78th Leicester (Thurmaston) Scout Group




When the Rev Botterill came to Thurmaston in 1930 he was made aware of Scouting by the then Archdeacon, who invited him to investigate the activities of a troop that was known as the 28th Leicesters and skippered by a Mr Roy Bunney but had since closed. The troop wore all khaki including the neckerchiefs and met at the Working Men’s Club in Garden Street and at their closure were meeting at the back of Stevenson’s shop in Berkeley Street.

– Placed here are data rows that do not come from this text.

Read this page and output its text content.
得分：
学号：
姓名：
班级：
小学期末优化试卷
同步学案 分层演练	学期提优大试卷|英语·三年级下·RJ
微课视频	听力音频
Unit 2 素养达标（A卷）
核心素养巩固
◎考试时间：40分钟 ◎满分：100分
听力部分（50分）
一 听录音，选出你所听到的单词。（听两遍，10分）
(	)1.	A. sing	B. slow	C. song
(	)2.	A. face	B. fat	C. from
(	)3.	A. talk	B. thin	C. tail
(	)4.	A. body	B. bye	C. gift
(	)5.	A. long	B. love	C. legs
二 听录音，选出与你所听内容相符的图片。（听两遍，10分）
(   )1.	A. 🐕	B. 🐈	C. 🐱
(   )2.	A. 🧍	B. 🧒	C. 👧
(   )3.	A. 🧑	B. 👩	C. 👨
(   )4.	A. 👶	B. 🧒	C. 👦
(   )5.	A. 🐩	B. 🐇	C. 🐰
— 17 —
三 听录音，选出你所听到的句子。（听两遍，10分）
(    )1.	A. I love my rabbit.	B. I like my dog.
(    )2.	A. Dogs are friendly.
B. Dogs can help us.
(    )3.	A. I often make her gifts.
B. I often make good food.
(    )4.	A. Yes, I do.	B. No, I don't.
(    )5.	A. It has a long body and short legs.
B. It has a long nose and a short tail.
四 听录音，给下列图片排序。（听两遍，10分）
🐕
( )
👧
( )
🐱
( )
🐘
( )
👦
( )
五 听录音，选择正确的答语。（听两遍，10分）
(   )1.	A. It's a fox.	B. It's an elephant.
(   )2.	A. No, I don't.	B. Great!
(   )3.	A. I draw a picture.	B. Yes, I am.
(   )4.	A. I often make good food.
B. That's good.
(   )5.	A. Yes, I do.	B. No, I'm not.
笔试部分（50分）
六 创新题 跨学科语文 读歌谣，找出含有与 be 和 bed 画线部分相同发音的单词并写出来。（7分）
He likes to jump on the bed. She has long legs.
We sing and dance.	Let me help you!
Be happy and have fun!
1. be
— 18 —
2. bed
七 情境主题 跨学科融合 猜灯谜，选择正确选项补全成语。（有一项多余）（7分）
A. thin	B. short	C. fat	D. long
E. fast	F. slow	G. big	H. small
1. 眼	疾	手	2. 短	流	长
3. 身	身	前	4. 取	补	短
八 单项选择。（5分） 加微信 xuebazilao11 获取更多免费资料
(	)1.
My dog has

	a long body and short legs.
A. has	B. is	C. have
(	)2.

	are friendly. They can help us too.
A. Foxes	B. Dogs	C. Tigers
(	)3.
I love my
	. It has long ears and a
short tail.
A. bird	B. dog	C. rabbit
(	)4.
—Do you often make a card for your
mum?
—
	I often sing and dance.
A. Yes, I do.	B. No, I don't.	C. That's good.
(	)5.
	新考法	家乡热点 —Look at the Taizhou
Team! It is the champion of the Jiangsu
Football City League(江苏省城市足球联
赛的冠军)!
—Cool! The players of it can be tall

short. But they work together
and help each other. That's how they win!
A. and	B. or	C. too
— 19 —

In 1934 the present group was formed with Thomas Moore as Scoutmaster and the Rev Botterill as Group Scoutmaster. Their first meeting was attended by six scouts, the Scoutmaster and two assistants, Arthur Talbot and Bill Timlock in the vicar’s stables in the Vicarage grounds. This was destined to be the group’s meeting place for the next 25 years; a new floor was built with access to it by a vertical ladder. Oil lamps were the only means of illumination during the long winter evenings and electricity was not connected until 1946.


In early 1935 a camp was arranged at Beeby and in the Autumn of the same year another in the paddock at The White Hart. Both suffered through heavy storms but the latter offered a better place of refuge. It was also in 1935 the Band was initially formed with a bugle (from a pawnbrokers shop in Jersey) and a side drum. The first outing was a church parade followed by Silver Jubilee celebrations for George V, when the band played at a street party in the village.


In 1937 the troop numbers reached 150 scouts and Phil Taylor and Syd Taylor joined the group and started a cub pack, this flourished and became a permanent part of the group. The band numbered 30 with some of them forming a dance band, which played at the Memorial Hall at the “Bop Hop” to raise funds for the group.


1938 brought further camps which always seemed to coincide with bad weather and public houses as the last one at Bollard’s Farm was abandoned and its occupants slept in the local pubs skittle alley. In the Autumn of 1938 a torchlight procession was arranged which proceeded down Humberstone Lane to the Church with the colours being carried by a boy called Felix Pole.


Before scouting in Thurmaston was brought to a temporary halt on the onset of the 2nd World War with leaders being drafted into the services a camp was organised at Roe’s Farm, Saxby. Summer of this year was also a time when the IRA’s activities became frequent with the bombing and sabotage of Army Camps in various parts of the country. So during the camp a guard of Rover Scouts was formed to keep watch throughout the night, this gave an excuse to make weapons, knives were lashed to scout staffs with great skill, but luckily the only visitors during the nights at the camp was a herd of cows.


The war years saw the scouts helping at the Warden’s Post on Humberstone Lane, issuing Gas Masks with the older members helping with the Civil Defence.